CS There’s a tendency to fall in love with your research. You find the exact wording of the old commercial, the colors of the major appliances. You want it all. Sway gets that likeness of the ’60s without fetishizing its minutiae. It reads with such a lack of self-consciousness of its setting that it could have been written in the ’60s.

ZL It’s become an obsession of mine to be as concise as I can. I cut a lot of the stuff that gives me the most pleasure in writing, the atmospheric details, the production design. I have pages and pages on clothes and furniture that were cut.

CS You manage to inhabit each character using that close third-person perspective. There are very distinct voices for each, but an overarching tone bind it all together, a conversational quality that smoothes the transitions from the colloquial to the “literary,” from one character to another.

ZL That describes how contemporary American writers are doing literary fiction now. You’re trying to use language that takes some note of the way language is used in ordinary life, but also trying to retain the range of expression and precision you get with more elevated language.

CS Spoken language, high language, the degraded language of advertisements…. We have a vocabulary, a system of references that transcends region, even class. We saw the same shows, listened to the same songs and watched the same news reports.

ZL I remember coming to New York for the first time when I was in college and having a very romantic idea of what I would find here. In fact my friends in college who’d grown up in New York had done the same things that we did in Denver.

CS Well, DeLillo did a lot to rip the quotation marks off all those references to the popular.

ZL He is, for our generation of writers, huge. I was late in getting there because when I went to Iowa we were looking at straight middle-of-the-road kinds of models such as Raymond Carver. I came across DeLillo almost at random and it made an immediate impression, but I didn’t understand how important it was at the time.

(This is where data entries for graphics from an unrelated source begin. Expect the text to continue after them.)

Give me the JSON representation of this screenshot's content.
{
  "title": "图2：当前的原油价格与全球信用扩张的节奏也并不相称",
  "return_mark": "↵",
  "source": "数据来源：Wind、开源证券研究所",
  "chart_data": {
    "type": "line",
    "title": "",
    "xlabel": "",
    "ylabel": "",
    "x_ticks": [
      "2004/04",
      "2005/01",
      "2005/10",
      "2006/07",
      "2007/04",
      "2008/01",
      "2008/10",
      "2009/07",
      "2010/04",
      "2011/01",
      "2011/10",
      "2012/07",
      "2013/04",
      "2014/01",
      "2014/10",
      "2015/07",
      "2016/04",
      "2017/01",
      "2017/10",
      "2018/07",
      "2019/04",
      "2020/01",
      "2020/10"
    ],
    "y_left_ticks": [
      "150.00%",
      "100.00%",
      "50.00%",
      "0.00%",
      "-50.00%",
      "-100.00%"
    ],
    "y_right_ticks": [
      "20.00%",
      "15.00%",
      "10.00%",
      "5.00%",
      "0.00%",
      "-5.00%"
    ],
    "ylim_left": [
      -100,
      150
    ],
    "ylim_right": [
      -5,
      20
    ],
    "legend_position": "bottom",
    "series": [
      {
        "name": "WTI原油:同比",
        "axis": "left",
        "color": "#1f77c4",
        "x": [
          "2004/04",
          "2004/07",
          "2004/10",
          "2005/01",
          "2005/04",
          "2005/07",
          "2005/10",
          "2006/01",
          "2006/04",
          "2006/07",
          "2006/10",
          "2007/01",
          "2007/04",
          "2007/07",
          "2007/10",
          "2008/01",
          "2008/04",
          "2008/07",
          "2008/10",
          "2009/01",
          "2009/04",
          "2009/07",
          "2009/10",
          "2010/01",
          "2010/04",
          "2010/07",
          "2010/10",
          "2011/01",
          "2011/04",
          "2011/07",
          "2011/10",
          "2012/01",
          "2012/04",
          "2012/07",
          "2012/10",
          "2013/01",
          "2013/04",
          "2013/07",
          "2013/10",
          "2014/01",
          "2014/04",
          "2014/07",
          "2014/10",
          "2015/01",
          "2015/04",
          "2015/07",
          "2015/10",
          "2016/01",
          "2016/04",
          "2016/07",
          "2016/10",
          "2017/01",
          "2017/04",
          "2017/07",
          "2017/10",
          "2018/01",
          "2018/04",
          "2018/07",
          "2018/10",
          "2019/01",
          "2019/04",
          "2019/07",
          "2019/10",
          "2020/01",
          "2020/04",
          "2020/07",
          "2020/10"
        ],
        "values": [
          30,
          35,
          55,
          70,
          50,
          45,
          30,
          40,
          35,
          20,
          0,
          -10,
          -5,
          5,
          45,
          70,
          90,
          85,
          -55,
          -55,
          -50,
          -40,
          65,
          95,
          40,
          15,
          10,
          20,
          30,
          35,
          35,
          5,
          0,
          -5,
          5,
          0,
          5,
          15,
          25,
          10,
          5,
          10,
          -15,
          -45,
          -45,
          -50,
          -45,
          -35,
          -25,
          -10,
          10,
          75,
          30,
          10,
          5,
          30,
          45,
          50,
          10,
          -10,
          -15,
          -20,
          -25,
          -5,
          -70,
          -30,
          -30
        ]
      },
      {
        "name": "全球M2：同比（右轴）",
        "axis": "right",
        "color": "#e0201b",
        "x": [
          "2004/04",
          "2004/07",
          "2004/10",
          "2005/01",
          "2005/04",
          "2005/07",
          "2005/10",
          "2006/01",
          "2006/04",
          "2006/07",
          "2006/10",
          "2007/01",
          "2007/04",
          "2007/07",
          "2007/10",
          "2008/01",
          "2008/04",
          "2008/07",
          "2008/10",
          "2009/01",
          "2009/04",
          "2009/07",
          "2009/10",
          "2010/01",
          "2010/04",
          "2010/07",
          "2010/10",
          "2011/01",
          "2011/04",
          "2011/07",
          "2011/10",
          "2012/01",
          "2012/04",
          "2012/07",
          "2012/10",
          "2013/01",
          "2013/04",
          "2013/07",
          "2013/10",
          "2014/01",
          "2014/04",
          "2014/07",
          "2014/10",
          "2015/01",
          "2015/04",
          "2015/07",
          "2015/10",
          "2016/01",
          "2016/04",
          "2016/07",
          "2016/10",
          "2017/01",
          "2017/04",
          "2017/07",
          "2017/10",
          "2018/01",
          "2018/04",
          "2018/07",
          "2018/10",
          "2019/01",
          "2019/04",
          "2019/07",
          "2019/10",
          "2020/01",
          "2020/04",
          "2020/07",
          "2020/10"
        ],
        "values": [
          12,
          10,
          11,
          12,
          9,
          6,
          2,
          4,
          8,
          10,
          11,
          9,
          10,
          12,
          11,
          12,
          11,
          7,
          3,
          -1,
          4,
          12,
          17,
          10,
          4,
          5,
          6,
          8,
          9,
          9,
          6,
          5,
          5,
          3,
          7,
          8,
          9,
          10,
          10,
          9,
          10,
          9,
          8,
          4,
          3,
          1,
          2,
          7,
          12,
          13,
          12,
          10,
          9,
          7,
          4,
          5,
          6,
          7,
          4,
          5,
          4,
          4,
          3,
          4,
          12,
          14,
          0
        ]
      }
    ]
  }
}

CS You suddenly see that there are all sorts of ways to put together a sentence that’s absolutely mandarin in its design, but totally incorrect. And I think it’s beautiful, you know.

ZL I read a lot of Allen Ginsberg when I was writing Sway. I hadn’t looked at Ginsberg in a long time, but he does that too, the broken English that’s used beautifully.

CS A lot of that charged sense of language does generally come from poetry. Williams used language that’s just lying there waiting. Not too many prose writers are interested in taking up that challenge.

ZL Doing something interesting with language is crucial because it’s the one thing you can’t get anywhere else. I love The Sopranos, The Wire and all that. You get amazing stories there, and amazing dialogue. But the interest in language is something that I hope keeps people coming to writing.

CS We were talking earlier about the ability of a work of art to shock—the Stones and their scruffy, androgynous musical miscegenation, about the formally evasive but sometimes campy homoerotica of Kenneth Anger, and—again, with qualifications—the murderous enactments of Charles Manson. Do you think we’ve arrived at the point where even the most provocative, way-out art has a spectator in mind and is aimed at a sophisticated audience with access to a critical vocabulary that nearly always precludes a reaction of shock or revulsion? Nowadays there’s only a critical distance, an inherent irony that has nothing to do with the Bart Simpson brand of irony.

ZL Yeah, the danger of having that armor of irony is that you don’t allow yourself to experience anything before you begin to process it.